Em 2003, no entanto, a área de Boston tinha outro esboço em minha memória e imaginação, um mais imediato que o da juventude de meus pais: a cidade foi, por um tempo, a casa do meu eu adolescente e um lugar não menos irreal. por tudo isso. Quando eu era criança, minha família morava na Austrália e no Canadá e, finalmente, quando eu tinha 13 anos, em 1980, voltamos para os Estados Unidos. Como meus pais achavam que precisavam se mudar antes que minha irmã e eu terminássemos o ensino médio, por causa do trabalho de meu pai, sugeriram que fôssemos a um colégio interno; e enquanto minha irmã se dirigia para o interior de New Hampshire, escolhi uma escola nos subúrbios ao sul de Boston.

Nos três anos que se seguiram, Boston era meu lar fantasioso, a ilusão da idade adulta que estava ligada, mas não fazia parte da minha rotina diária de internatos. Durante a semana, percorremos nosso campus verde e abrigado como se não houvesse outro lugar - e, na verdade, poderíamos estar em qualquer lugar, tão pouco considerávamos o mundo lá fora. A maioria cobria os poucos quarteirões dos dormitórios das garotas até as salas de aula, passávamos pelo cemitério e voltávamos, embora ocasionalmente, à tarde, nos forçássemos a caminhar os poucos quarteirões extras até a esquina onde a sorveteria e a farmácia sentados lado a lado. O objetivo do primeiro era óbvio (foi lá que desenvolvi minha fraqueza ao longo da vida de sorvete de creme doce com xícaras de manteiga de amendoim misturadas); o último era necessário para NoDoz e Dexatrim, que esperávamos que nos mantivesse pulando e compensando o sorvete.

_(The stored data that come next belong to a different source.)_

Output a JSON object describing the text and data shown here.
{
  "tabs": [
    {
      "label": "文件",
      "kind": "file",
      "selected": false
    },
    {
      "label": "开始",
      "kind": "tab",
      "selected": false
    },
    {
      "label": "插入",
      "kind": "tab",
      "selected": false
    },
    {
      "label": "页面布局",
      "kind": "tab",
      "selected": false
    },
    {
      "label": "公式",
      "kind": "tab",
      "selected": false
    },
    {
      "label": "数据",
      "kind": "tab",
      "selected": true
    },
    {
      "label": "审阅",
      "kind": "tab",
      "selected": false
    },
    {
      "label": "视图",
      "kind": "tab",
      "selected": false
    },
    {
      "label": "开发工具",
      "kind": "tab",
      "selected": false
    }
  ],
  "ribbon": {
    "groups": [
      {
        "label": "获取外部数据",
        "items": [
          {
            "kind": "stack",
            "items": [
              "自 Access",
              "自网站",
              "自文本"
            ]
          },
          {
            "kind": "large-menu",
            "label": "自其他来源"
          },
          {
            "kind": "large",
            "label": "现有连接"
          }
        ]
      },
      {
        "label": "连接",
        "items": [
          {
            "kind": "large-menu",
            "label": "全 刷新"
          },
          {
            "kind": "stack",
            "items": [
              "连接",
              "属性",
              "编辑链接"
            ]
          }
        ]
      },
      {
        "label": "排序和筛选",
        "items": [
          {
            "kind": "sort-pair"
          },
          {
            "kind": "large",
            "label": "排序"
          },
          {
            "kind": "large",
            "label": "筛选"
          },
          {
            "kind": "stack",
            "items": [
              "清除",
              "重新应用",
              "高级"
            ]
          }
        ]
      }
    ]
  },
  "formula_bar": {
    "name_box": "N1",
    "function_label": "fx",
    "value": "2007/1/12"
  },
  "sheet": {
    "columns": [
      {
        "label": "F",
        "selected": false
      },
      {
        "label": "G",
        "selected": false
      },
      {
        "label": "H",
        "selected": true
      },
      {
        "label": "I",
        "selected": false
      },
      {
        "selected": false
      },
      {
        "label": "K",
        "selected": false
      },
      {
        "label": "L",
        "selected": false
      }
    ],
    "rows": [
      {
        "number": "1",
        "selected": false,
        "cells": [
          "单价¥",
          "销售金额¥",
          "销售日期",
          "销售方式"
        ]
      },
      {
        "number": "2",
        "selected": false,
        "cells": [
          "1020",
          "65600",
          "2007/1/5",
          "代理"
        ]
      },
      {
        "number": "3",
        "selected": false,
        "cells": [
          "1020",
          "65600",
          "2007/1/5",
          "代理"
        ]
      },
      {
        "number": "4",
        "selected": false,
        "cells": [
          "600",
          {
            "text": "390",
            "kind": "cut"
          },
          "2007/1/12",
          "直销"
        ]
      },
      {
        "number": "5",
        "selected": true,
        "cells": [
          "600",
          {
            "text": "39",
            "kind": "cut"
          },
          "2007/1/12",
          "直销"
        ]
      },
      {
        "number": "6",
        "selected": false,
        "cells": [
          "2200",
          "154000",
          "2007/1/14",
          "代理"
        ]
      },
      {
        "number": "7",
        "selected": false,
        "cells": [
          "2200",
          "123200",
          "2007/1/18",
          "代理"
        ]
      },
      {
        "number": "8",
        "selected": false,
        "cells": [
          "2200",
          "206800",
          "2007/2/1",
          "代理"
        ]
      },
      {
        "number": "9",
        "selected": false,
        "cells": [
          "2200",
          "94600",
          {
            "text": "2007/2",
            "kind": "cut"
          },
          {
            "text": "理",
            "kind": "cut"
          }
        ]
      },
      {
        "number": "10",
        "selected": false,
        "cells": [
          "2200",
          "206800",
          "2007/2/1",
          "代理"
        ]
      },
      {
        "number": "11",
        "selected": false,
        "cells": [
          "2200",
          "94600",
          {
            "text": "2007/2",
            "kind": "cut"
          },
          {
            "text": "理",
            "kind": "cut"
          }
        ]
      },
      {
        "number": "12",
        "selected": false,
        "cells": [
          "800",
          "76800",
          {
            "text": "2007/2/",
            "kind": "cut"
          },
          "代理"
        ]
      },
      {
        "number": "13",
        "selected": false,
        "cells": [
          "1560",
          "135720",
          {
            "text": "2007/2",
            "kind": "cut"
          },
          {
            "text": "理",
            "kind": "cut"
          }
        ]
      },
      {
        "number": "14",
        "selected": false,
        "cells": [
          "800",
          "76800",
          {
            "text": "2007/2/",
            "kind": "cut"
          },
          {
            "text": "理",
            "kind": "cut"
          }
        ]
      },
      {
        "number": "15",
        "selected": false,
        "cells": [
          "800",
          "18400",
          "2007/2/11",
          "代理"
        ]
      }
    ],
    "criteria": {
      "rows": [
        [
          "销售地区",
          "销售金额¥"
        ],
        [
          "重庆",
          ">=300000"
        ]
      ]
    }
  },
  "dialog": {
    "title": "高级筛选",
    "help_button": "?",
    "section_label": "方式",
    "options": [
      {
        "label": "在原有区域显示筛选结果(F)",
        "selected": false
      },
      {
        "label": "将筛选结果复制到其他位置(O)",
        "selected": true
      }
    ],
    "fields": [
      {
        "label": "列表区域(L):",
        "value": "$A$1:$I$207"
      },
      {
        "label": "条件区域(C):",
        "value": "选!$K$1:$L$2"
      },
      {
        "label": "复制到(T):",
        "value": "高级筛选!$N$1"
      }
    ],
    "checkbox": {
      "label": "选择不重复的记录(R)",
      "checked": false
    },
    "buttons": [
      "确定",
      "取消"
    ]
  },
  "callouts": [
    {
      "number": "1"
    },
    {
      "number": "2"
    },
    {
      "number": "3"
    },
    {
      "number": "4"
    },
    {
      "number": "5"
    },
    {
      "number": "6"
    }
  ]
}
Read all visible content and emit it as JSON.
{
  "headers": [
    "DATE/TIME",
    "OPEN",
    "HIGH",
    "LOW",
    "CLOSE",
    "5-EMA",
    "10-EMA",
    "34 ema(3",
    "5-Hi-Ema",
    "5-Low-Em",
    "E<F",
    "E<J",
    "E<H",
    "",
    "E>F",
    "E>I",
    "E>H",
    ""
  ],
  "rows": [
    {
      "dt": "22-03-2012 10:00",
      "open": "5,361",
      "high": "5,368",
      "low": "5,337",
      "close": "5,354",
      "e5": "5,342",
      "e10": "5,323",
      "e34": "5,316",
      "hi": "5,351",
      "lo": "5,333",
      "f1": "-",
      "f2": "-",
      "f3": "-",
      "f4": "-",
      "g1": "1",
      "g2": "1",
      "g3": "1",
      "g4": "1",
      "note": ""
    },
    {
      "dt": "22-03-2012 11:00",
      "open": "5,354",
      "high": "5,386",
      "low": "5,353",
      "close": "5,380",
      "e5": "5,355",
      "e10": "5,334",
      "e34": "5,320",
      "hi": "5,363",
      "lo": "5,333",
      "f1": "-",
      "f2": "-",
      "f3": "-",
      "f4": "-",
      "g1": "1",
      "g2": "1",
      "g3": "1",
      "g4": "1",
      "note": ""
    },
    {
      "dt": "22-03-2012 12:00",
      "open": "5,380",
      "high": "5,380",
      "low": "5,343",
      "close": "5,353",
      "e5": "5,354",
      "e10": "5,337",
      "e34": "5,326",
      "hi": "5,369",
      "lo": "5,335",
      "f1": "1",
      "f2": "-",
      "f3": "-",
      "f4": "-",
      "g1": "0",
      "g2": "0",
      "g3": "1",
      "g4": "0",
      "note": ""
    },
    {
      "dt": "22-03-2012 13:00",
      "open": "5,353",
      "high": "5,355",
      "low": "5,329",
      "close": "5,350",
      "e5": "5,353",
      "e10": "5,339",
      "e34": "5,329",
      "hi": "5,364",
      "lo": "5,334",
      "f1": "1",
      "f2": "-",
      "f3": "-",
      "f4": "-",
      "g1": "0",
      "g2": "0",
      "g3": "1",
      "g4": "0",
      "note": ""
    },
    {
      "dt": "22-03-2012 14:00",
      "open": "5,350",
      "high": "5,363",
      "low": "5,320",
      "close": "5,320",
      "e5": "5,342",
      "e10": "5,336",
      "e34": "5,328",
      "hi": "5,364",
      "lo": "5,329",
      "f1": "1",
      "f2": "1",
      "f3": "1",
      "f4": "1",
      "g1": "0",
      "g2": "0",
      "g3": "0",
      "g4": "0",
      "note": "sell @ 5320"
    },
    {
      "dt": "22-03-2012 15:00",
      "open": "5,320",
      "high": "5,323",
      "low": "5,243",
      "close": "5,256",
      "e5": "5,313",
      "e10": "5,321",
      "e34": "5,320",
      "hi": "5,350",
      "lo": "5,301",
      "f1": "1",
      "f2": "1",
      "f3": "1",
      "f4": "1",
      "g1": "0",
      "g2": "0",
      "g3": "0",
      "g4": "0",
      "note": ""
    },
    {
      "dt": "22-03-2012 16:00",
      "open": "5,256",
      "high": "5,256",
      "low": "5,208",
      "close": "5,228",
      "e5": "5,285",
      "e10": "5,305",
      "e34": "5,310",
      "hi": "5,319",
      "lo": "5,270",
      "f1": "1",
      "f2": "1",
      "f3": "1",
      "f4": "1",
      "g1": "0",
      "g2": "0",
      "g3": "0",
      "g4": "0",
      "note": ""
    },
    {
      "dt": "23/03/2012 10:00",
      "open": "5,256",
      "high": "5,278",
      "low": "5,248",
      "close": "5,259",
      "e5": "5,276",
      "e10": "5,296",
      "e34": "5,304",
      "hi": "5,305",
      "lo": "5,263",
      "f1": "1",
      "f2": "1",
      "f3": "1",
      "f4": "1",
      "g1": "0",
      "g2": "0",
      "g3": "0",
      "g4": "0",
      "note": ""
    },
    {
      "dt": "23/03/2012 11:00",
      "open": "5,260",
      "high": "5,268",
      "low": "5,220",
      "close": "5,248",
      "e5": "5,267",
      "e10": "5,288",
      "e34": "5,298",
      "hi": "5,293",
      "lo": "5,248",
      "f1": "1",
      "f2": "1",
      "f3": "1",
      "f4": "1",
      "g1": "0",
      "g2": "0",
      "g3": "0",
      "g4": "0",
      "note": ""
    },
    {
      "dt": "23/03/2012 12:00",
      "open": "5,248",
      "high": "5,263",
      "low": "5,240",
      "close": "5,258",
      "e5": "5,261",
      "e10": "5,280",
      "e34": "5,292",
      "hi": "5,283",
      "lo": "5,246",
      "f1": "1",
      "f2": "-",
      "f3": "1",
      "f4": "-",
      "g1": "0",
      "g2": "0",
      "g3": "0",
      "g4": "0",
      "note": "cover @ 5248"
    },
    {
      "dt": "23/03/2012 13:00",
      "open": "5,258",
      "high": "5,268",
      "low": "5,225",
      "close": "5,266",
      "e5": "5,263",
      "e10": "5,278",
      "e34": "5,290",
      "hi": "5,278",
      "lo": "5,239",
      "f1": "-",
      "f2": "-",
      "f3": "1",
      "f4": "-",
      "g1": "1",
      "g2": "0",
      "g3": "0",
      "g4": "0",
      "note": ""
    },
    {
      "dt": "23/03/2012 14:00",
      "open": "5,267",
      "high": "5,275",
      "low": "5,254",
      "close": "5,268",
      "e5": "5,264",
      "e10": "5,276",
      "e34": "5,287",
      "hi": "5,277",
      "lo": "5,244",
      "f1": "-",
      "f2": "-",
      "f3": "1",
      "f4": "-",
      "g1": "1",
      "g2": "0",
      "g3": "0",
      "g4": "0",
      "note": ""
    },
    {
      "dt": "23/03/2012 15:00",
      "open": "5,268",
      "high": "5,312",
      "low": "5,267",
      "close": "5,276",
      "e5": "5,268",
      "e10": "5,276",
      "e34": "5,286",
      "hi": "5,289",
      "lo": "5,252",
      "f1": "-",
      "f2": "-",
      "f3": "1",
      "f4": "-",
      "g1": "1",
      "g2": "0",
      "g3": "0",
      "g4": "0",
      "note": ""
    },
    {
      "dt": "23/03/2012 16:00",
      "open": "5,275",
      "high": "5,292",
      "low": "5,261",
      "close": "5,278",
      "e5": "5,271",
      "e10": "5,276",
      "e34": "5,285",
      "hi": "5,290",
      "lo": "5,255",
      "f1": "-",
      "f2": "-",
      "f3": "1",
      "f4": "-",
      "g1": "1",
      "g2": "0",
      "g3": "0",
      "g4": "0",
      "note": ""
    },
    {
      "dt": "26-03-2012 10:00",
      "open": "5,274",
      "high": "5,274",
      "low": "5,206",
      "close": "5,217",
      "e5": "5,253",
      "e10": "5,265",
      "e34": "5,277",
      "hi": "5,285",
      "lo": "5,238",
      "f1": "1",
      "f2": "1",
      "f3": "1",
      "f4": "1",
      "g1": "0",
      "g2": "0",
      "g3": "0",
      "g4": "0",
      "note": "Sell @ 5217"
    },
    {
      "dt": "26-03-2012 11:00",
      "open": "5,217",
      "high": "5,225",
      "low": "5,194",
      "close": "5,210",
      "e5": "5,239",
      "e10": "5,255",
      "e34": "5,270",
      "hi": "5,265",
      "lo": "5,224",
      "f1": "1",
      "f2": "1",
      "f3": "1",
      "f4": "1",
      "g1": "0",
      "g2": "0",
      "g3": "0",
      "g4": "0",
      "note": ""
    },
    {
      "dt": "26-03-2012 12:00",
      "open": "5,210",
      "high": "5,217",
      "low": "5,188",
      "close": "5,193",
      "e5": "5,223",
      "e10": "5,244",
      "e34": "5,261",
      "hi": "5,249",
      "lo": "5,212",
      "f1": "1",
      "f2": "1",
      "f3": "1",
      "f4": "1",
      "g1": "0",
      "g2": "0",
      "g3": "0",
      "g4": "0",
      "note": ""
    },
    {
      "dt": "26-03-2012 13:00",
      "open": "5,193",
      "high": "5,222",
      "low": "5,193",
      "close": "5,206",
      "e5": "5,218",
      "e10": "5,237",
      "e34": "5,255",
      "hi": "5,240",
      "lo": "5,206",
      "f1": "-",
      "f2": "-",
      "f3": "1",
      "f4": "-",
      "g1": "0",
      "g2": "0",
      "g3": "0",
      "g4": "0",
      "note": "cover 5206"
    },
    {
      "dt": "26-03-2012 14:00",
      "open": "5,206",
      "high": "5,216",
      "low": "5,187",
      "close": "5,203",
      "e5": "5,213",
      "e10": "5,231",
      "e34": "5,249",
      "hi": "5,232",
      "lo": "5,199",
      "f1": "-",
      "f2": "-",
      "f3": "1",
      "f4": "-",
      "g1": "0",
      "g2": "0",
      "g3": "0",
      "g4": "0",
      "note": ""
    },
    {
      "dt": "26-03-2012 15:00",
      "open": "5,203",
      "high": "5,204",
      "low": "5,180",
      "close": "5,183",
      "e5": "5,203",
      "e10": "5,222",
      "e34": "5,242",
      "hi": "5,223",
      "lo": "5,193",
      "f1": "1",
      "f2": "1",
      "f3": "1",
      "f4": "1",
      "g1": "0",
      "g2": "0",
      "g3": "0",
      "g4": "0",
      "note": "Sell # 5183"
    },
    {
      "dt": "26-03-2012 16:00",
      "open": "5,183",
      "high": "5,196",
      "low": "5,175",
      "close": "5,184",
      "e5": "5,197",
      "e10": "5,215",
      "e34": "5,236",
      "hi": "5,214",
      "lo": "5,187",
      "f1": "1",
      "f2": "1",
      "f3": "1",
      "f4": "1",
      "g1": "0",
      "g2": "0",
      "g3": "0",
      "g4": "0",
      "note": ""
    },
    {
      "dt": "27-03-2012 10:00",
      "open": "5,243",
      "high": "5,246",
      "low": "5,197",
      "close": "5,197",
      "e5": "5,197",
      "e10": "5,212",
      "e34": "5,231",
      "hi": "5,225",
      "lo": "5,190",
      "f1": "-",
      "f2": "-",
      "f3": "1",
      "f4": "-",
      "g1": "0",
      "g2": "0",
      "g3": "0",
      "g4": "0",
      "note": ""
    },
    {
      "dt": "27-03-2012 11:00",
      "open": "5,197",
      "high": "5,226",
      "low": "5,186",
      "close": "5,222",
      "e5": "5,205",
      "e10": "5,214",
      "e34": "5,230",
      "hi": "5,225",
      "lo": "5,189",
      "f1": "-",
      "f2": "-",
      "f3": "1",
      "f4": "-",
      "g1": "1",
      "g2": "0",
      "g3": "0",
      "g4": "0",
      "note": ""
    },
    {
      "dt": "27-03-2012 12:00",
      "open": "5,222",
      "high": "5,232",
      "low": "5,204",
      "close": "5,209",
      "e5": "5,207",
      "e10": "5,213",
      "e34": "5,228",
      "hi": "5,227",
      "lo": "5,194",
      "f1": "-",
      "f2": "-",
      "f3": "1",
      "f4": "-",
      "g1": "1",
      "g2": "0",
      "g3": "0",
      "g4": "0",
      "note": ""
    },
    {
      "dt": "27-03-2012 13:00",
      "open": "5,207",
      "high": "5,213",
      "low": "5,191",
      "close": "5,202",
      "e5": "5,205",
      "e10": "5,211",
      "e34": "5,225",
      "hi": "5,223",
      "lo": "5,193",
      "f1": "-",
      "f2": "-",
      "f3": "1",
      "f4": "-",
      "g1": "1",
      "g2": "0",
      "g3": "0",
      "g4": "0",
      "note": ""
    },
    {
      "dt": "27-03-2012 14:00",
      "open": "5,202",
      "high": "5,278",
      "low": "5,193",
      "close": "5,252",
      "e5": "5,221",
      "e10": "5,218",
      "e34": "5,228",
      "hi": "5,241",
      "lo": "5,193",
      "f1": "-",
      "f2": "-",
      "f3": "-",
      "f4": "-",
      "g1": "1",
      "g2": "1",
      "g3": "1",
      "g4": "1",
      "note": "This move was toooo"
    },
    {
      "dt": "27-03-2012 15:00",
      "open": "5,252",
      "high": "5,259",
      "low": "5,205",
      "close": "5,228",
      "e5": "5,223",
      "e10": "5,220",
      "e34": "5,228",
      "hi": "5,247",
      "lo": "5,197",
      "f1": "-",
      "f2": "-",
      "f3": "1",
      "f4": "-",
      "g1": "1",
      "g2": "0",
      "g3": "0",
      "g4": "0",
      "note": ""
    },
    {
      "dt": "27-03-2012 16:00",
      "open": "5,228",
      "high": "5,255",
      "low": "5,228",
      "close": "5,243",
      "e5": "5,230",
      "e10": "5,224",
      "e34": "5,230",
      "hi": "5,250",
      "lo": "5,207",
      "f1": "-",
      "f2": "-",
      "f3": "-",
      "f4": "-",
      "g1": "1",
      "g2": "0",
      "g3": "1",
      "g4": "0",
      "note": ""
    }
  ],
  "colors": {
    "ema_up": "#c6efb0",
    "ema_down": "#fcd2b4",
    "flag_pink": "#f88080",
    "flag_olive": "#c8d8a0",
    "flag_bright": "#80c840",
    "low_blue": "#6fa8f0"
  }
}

Nos fins de semana, porém, nos bando, nos dirigíamos para a cidade, dando um passeio de lazer até a parada do bonde em qualquer tempo, depois o bonde até o trem e depois o trem para a cidade. Boston, para nós, consistia em grande parte em alguns locais, facilmente acessíveis por transporte público: Newbury Street, Faneuil Hall, Harvard Square e, ocasionalmente, North End. Dito isso, lembro-me de ter percorrido incansavelmente as margens do Charles numa noite gelada de inverno desde Back Bay até o museu de ciências e de volta, num grupo de meia dúzia de pensionistas que escaparam, insuficientemente abafados, nossos narizes inflamados, nossos olhos ardendo, incapaz de falar, não tenho certeza do que estávamos fazendo, mas sabendo que não queríamos voltar para a escola até que precisássemos. Nosso toque de recolher era às 23 horas, e as consequências potenciais do atraso eram piores que as da Cinderela, mas gostávamos de ultrapassar os limites.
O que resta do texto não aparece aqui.